« Zeria », l’humanité des marionnettes

Le dernier homme sur Terre interpelle le premier homme sur Mars… Zeria, le nouveau film (et premier film d’animation) d’Harry Cleven sort ce mercredi à Flagey. 

Gaspard est le dernier homme sur terre. Dans un délire hallucinatoire, embrumé par le cataclysme imminent qui le menace, il se souvient. Il se souvient d’un passé rythmée par les coups, les violences et les guerres. Une vie lourde, tissée de traumatismes, hantée par la guerre, les abus, les désillusions aussi. Une vie traversée par l’amour aussi. Des amours heureuses et malheureuses, des amours brisées aussi, mais dont est né Zeria. Zeria, le premier homme né sur Mars.

Car la Terre est exsangue, arrivée à bout de course. La nature reprend ses droits sur l’architecture. L’humanité a enclenché l’ultime exil. Seuls restent celles et ceux trop vieux pour voyager. Seul reste Gaspard, qui s’adresse à Zeria, son petit-fils, pour rétablir une vérité, sa vérité. On a menti à Gaspard, comme on a menti à Zeria, lui cachant ses origines terriennes.

Cette humanité à bout de souffle, forcée de se réinventer, est transfigurée par les marionnettes à la silhouette humaine imaginées par Harry Cleven, qui après avoir déployé un univers de cinéma étrange et onirique, notamment dans son dernier film, Mon Ange, se lance pour la première fois dans le cinéma d’animation, mêlant stop-motion et marionnettes. Marionnettiste génial aux manettes de tout ou presque (il signe la réalisation, le montage, l’image, le son et la direction artistique bien sûr), il investit ce nouveau territoire de fiction avec un brio certain.

Sa vision d’un futur peut-être pas si lointain, furieusement apocalyptique, est transcendée par un univers visuel souvent baroque et parfois terrifiant, aussi brumeux qu’inquiétant, nourri surement des pires cauchemars du cinéaste, peut-être des nôtres.
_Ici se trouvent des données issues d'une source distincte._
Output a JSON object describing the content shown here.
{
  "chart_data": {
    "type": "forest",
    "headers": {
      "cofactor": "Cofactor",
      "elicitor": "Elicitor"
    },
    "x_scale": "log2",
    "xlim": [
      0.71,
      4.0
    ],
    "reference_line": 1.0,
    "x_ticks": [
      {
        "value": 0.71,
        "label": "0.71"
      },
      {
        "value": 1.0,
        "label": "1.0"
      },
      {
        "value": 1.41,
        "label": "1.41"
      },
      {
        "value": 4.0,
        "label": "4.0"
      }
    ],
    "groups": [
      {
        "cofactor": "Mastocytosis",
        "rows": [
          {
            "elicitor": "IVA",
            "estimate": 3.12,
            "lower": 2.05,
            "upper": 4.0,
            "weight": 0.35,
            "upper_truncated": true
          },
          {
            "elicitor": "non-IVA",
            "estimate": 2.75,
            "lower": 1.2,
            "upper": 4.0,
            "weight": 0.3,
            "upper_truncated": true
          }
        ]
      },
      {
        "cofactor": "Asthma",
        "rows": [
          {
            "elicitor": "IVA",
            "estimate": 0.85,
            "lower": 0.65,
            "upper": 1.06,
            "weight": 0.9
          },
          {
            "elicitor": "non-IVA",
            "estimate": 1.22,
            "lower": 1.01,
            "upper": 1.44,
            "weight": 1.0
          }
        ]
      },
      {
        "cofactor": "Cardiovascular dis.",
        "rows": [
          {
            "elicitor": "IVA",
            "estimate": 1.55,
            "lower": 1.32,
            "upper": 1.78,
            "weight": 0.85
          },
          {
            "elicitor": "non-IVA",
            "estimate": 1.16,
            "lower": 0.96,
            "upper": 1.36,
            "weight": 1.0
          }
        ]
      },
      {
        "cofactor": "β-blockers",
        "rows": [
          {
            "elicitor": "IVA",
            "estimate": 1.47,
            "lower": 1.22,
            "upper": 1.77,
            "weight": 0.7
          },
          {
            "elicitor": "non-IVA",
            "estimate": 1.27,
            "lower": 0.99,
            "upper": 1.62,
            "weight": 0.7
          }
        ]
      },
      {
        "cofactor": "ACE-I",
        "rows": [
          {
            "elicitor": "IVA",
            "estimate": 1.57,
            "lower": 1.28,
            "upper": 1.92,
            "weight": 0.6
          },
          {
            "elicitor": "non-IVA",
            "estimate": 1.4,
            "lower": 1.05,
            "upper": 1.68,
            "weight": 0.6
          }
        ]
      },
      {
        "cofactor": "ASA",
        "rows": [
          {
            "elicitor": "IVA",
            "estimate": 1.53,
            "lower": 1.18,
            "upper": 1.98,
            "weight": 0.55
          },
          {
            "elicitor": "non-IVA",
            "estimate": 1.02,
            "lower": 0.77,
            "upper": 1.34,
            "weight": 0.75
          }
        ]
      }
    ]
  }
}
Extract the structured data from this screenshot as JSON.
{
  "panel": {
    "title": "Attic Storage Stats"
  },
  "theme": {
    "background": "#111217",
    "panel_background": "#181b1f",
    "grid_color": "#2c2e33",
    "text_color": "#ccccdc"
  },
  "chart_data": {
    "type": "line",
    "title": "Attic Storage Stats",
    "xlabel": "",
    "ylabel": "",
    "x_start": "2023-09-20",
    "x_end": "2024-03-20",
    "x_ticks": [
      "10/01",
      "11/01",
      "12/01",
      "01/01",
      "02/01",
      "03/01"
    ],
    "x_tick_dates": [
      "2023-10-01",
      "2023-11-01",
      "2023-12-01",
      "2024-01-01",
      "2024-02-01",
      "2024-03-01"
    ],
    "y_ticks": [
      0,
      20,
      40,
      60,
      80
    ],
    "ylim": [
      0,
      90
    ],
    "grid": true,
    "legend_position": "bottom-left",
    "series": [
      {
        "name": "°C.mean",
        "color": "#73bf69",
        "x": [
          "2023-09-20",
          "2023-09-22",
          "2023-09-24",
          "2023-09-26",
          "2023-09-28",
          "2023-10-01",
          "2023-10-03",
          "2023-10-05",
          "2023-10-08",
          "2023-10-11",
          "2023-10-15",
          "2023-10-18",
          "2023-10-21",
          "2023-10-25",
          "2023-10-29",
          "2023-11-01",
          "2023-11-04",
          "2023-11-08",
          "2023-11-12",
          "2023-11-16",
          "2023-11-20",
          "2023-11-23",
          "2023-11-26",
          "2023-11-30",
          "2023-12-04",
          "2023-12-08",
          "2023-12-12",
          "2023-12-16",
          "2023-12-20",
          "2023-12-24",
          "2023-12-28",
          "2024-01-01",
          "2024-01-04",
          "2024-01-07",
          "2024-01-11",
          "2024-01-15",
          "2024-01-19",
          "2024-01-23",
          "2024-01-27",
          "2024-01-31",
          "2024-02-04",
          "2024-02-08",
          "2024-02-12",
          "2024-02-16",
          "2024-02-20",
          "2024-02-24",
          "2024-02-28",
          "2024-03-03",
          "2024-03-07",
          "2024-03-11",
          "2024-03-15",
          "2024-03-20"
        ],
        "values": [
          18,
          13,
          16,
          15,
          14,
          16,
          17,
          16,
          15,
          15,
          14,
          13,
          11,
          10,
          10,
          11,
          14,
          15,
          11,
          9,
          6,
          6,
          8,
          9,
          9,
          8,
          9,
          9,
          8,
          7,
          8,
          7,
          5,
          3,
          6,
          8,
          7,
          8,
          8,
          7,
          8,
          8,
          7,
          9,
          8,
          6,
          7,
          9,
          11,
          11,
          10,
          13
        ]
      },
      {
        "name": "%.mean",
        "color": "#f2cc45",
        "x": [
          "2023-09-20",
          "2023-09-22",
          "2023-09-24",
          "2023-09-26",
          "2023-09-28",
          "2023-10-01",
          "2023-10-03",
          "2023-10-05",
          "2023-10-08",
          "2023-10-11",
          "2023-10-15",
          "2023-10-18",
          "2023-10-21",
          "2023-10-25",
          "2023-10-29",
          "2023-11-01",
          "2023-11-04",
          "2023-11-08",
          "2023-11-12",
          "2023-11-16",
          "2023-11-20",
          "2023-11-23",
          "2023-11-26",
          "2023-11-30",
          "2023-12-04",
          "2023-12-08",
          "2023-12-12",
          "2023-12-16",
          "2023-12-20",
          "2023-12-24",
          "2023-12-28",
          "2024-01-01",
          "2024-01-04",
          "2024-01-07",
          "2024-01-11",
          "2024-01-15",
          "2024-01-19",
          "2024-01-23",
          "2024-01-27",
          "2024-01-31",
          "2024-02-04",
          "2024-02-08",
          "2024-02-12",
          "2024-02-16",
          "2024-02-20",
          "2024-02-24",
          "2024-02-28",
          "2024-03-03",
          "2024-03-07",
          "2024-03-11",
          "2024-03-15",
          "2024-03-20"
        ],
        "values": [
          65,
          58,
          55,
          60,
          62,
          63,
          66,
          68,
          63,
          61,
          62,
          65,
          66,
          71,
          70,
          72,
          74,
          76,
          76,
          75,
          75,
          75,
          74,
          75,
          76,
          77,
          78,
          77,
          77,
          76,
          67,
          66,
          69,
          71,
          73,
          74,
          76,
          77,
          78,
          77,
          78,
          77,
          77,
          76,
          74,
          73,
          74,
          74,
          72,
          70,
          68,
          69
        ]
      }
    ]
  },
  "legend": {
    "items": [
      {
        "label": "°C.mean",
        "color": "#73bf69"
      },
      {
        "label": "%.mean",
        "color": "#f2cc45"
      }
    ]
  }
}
Il dresse le portrait terriblement sombre d’une humanité déshumanisée par les plaies qui la traversent. Une humanité victime de son destin, jouet d’un drôle de maitre des marionnettes qui lui dédie les pires défauts et lui réserve les pires épreuves. Une humanité soumise à une hubris irrépressible qui la mène à sa perte. Cette relecture de la chute, une fois la perte consommée, nous entraine dans les tourments d’une humanité condamnée à expier ses fautes. Une expérience hors norme de cinéma.